Endocrine Abstracts (2004) 7 OC12

Alterations of the somatotrophic axis in the obese agouti (Ay/a) mouse

NM Martin1, PA Houston2, M Patterson1, DF Carmignac3, MA Ghatei1, SR Bloom1 & CJ Small1

1Department of Metabolic Medicine, Imperial College, London, UK; 2Deaprtment of Neuroendocrinology, Imperial College, London, UK; 3Department of Molecular Neuroendocrinology, National Institiute for Medical Research, London, UK.

In addition to obesity, models of abnormal hypothalamic melanocortin signalling display increased linear growth, although the mechanism remains unclear. We have studied the somatotrophic axis in the obese agouti (Ay/a) mouse (male, 12-14 weeks), as a model of an altered melanocortin system. Somatotrophic hormones were measured by radioimmunoassay and hypothalamic neuropeptide expression studied by in situhybridisation.

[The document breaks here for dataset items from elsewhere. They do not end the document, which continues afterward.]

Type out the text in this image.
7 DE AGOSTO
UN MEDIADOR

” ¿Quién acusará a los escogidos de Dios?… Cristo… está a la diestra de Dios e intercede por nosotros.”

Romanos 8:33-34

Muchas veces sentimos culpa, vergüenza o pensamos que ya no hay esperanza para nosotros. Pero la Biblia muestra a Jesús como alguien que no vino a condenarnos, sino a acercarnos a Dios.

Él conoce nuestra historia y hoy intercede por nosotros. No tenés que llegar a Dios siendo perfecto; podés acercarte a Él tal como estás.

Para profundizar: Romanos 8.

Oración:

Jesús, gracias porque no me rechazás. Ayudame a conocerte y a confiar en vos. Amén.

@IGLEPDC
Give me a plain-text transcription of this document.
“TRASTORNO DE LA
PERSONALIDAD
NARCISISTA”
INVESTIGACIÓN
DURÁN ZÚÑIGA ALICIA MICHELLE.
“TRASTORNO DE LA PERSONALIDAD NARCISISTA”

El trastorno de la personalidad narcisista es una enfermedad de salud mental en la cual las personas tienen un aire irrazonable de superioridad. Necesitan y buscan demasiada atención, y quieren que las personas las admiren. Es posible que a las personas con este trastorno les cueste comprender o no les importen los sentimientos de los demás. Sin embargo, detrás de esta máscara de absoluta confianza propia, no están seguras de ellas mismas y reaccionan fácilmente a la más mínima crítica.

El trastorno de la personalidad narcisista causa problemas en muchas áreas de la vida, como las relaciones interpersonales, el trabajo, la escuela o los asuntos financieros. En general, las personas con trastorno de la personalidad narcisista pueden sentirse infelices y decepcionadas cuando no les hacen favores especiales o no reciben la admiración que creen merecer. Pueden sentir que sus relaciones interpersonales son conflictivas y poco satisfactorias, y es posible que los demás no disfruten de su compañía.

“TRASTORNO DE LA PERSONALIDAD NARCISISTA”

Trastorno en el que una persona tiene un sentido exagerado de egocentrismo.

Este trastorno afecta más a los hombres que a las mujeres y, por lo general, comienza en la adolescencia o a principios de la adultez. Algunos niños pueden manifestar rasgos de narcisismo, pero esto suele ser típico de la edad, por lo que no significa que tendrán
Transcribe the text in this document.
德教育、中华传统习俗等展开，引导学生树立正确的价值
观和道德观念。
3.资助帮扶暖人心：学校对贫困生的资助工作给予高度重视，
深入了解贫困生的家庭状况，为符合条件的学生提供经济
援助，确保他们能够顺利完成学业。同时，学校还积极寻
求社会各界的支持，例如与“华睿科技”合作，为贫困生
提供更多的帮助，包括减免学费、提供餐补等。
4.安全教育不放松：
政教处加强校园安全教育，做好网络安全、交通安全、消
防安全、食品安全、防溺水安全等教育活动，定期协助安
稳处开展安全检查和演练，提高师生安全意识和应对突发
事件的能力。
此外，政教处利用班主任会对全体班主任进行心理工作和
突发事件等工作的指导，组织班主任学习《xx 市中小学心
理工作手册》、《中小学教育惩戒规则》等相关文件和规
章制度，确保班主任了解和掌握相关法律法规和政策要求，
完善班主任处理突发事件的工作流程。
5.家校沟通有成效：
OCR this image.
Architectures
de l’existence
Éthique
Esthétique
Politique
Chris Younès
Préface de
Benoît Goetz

Obese Ay/a mice were significantly heavier and longer than age-matched wild-type (WT) controls. Plasma insulin-like growth factor (IGF-I) was increased in obese Ay/a mice (463.7 plus/minus 17.5 [Ay/a] vs. 360.2 plus/minus 20.0 nanogrammes per millilitre [WT], P<0.0005), with non-significant increases in plasma and pituitary growth hormone (GH). Consistent with increased adiposity, obese Ay/a mice were hyperleptinaemic (26.6 ± 4.1 [Ay/a] vs. 5.3 plus/minus 0.5 nanogrammes per millilitre [WT], P<0.001). Plasma ghrelin, stomach ghrelin peptide content and stomach ghrelin mRNA expression were all significantly reduced in obese Ay/a mice.

Somatostatin (SRIF) neurones in the hypothalamic periventricular (PeVN) nucleus inhibit GH secretion. PeVN SRIF mRNA expression was reduced in obese Ay/a mice, although this was non-significant (3212.0 plus/minus 495.8 [Ay/a] vs. 6253.5 plus/minus 2169.4. integrated OD units [WT]). Arcuate nucleus (Arc) growth hormone releasing hormone (GHRH) neurones stimulate GH release, yet Arc GHRH mRNA levels were unchanged. Arc neuropeptide Y (NPY) neurones inhibit the somatotrophic axis by stimulating PeVN SRIF neurones. Interestingly, Arc NPY mRNA expression was reduced by 50 percent in obese Ay/a mice (3047.1 plus/minus 589.3 [Ay/a ] vs. 6011.2 ± 819.2 integrated OD units [WT], P<0.01).

Leptin may inhibit PeVN SRIF neurones both directly and indirectly, via Arc NPY neurones, since both neuronal populations express the active form of the leptin receptor. This inhibition would in turn stimulate plasma GH and IGF-I. Thus, in models of an abnormal melanocortin system, leptin may co-ordinate increased linear growth via altered hypothalamic NPY and hence, SRIF signalling.